Il est toujours impressionnant de constater la méconnaissance totale que
l’on a d’un mouvement comme le Hamas. On ne pensait pas qu’il pourrait
résister si longtemps à Israël. On n’avait pas d’idée précise du nombre
de missiles dont il disposait. Or, au final, jamais autant de roquettes
ne sont tombées sur Jérusalem et Tel-Aviv. Le Hamas a révélé une
étonnante capacité à augmenter la distance et la précision de ses tirs.
En déclenchant ce conflit, Netanyahou ne souhaite-t-il pas torpiller le gouvernement d’entente Hamas-Fatah ?
La volonté du Premier ministre israélien est d’empêcher toute avancée
sur la réconciliation inter-palestinienne. Maintenant, je n’ai
personnellement jamais cru à cette entente. Car les deux autorités
possèdent deux modes opératoires inconciliables tant sur la
reconnaissance d’Israël, la vie politique palestinienne, que sur la
place de l’Islam dans la société.
Pourtant, en négociant avec le Hamas par le biais de l’Égypte, Israël a de nouveau discrédité l’Autorité palestinienne.
La négociation avec le Hamas reste une souffrance totale pour Benyamin
Netanyahou. Quant à l’Autorité palestinienne, cela fait dix ans qu’elle
est en perdition. Mahmoud Abbas n’a ni charisme, ni capacité à se faire
respecter, ni pouvoir de fédérer l’ensemble des Palestiniens. Le
problème est que l’Autorité palestinienne est de moins en moins
représentative de ce que sont et ce que veulent les Palestiniens. Nous
avons d’un côté un rajeunissement et un dynamisme de la jeunesse,
notamment à Gaza, et de l’autre l’encroûtement et la bureaucratisation
d’une bourgeoisie de Ramallah qui ne parvient pas à renouveler ses
élites.
Le conflit a-t-il relancé le Hamas dans l’optique des prochaines élections ?

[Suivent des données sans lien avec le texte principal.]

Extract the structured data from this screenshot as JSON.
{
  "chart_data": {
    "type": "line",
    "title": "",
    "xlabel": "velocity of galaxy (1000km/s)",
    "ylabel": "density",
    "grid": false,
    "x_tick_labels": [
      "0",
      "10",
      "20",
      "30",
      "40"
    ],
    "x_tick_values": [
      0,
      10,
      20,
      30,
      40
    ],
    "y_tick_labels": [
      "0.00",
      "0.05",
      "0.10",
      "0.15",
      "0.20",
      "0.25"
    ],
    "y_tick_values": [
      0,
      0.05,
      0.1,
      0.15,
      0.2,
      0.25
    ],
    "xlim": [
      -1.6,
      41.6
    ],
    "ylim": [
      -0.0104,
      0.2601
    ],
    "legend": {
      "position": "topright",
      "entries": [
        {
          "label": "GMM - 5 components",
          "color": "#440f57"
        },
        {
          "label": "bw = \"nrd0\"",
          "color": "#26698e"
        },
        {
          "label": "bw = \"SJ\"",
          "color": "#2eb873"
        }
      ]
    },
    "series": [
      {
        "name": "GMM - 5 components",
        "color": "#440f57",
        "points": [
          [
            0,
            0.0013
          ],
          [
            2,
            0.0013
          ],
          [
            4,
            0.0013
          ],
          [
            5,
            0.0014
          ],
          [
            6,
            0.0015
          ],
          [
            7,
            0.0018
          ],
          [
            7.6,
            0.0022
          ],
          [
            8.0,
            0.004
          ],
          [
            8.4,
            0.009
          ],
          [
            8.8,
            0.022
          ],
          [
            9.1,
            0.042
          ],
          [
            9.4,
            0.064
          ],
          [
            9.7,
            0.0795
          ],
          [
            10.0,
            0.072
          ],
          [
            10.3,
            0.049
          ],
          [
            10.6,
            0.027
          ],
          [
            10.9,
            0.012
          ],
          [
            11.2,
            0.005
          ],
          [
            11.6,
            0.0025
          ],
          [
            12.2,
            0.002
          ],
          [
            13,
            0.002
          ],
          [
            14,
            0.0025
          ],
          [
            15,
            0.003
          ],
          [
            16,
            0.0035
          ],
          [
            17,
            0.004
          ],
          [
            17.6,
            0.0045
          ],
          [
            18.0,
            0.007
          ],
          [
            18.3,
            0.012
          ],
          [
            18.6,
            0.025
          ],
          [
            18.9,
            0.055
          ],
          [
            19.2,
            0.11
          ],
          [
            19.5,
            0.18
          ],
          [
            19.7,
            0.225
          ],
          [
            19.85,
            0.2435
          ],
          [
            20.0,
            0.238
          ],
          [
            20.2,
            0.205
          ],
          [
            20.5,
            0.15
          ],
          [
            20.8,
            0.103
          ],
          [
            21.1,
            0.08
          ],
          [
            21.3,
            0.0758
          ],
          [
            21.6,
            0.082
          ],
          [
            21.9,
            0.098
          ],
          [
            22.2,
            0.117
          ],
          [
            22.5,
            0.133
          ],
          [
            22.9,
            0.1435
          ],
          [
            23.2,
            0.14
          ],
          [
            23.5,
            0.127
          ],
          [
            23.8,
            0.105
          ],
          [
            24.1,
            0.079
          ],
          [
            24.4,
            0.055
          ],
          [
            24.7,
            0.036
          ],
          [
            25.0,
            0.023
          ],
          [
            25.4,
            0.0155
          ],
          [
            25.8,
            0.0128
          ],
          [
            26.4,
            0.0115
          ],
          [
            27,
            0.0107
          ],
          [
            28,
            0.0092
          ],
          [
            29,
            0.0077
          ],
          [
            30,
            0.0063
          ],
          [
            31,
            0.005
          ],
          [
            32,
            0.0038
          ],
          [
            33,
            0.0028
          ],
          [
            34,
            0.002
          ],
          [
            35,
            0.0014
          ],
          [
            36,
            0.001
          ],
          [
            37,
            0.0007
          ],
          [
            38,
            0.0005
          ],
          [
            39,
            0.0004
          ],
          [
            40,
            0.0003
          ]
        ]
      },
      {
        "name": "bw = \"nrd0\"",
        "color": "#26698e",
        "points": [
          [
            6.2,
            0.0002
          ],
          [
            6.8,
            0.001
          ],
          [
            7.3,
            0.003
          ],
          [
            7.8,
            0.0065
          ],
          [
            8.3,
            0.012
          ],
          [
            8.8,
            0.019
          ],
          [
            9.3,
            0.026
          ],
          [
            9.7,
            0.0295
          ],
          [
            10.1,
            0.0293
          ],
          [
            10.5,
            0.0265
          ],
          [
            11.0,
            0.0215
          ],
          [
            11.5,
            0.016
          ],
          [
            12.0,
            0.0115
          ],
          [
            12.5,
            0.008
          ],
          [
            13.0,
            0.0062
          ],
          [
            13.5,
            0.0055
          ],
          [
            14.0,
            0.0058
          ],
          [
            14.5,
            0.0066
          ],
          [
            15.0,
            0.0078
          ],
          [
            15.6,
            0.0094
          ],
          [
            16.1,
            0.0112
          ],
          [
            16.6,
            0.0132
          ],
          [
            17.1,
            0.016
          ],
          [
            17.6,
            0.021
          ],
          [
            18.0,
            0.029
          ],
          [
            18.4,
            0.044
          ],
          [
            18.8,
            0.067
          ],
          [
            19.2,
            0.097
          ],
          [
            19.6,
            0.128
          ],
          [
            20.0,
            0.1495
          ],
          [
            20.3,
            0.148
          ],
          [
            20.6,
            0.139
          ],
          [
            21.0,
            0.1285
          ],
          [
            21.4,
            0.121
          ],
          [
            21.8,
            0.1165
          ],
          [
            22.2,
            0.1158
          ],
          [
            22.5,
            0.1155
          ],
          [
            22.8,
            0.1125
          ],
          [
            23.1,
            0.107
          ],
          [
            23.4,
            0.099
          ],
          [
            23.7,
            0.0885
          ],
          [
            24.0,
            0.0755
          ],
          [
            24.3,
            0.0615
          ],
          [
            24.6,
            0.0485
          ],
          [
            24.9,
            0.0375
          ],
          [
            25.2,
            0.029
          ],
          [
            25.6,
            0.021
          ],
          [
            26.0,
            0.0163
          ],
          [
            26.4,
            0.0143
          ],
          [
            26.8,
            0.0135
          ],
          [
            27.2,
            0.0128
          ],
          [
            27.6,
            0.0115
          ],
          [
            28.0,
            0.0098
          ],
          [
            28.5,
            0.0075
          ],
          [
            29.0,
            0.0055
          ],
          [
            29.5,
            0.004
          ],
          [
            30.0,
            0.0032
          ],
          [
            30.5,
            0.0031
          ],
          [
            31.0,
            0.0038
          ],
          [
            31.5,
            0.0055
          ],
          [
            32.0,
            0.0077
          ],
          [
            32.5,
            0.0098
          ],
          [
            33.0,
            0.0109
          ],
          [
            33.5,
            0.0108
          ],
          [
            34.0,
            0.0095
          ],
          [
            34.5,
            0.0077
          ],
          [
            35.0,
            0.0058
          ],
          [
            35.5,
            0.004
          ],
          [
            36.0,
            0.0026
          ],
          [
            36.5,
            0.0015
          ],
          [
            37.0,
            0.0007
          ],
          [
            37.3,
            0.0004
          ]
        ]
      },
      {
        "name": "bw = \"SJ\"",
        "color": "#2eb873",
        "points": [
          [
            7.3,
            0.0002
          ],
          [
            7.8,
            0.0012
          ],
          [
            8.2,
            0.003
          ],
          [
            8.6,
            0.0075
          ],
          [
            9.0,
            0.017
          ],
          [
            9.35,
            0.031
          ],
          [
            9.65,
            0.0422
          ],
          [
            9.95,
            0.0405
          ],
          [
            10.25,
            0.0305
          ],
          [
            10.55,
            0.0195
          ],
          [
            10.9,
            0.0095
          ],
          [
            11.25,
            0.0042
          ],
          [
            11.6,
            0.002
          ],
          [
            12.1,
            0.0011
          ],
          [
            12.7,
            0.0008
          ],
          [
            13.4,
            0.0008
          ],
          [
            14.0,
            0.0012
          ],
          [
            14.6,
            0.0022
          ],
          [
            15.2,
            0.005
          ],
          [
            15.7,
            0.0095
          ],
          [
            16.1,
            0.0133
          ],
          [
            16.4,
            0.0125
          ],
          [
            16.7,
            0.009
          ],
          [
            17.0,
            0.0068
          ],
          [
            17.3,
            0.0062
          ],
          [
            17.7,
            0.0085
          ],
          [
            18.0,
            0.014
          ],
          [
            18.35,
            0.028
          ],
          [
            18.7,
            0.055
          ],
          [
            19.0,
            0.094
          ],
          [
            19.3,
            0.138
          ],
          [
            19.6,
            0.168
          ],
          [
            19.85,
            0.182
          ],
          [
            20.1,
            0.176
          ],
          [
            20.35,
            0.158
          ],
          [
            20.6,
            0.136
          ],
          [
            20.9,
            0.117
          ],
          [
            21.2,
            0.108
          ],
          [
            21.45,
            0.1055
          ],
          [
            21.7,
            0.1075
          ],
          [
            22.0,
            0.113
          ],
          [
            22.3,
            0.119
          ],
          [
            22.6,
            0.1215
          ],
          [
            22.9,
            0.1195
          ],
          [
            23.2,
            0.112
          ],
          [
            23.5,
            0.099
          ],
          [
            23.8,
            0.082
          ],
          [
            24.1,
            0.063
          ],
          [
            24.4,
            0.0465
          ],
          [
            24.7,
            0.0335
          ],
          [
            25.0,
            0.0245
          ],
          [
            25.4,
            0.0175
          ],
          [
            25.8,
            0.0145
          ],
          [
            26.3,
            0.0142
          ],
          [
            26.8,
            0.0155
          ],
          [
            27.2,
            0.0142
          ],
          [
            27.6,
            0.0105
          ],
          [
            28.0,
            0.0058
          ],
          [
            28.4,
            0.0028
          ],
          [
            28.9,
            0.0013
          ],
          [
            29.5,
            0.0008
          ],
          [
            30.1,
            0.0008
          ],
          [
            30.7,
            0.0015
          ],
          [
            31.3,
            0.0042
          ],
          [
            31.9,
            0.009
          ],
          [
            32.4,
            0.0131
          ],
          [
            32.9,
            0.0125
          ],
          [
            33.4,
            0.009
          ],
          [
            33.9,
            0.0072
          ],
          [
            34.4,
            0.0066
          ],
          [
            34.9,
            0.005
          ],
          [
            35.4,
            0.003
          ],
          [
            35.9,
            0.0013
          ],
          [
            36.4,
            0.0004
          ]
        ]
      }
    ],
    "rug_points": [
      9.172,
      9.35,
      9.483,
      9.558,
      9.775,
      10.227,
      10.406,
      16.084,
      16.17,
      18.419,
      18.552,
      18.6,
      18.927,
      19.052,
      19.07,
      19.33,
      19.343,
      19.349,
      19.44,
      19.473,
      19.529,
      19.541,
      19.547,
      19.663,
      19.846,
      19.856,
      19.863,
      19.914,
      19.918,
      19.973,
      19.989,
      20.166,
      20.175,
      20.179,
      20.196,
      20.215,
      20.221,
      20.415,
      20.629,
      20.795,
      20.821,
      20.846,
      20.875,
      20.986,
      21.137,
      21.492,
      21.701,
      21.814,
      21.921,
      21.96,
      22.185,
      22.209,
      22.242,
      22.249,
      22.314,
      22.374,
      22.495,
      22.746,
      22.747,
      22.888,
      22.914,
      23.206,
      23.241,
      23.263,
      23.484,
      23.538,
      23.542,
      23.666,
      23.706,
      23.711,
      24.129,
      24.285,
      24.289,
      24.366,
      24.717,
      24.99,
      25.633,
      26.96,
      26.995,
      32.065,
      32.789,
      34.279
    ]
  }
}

Difficile à dire. Le problème est que le choix se situe entre la peste
et le choléra. D’un côté, les Palestiniens croient en Mahmoud Abbas,
mais il a du mal à s’assumer et à exister. Et lorsqu’il fait le jeu du
droit international (reconnaissance à l’ONU), il ne gagne rien en
retour. De l’autre, les Palestiniens voient que, malgré tous les
sacrifices consentis, seule la violence - et donc la résistance du Hamas
- leur permet d’obtenir quelque chose d’Israël.
Vous affirmez dans votre livre qu’Israël tue des enfants palestiniens en connaissance de cause. Existe-t-il des preuves ?
La population de Gaza est composée à 70 % de jeunes de moins de 14 ans.
En sachant que, même en visant des cadres dirigeants du Hamas, nombre de
ces jeunes vont mourir, je m’interroge sur la stratégie profonde de
l’armée israélienne. Au moins 600 enfants palestiniens ont été tués lors
de cette opération et selon l’Unicef, 400 000 enfants, soit un Gazaoui
sur cinq, aurait besoin d’une assistance psychologique d’urgence. En
outre, 90 % de la jeunesse de Gaza a, à un moment ou un autre, vu un
proche être tué sous ses yeux, ou sa maison être détruite. Je pense que
l’idée d’Israël est de couper Gaza à la racine. Même s’il ne s’agit pas
d’une intention originelle, dans les faits, en bombardant dans un espace
si dense en connaissance de cause une population majoritairement jeune
dont on va préempter l’avenir, on crée une fois de plus des terroristes
en puissance et une génération désespérée.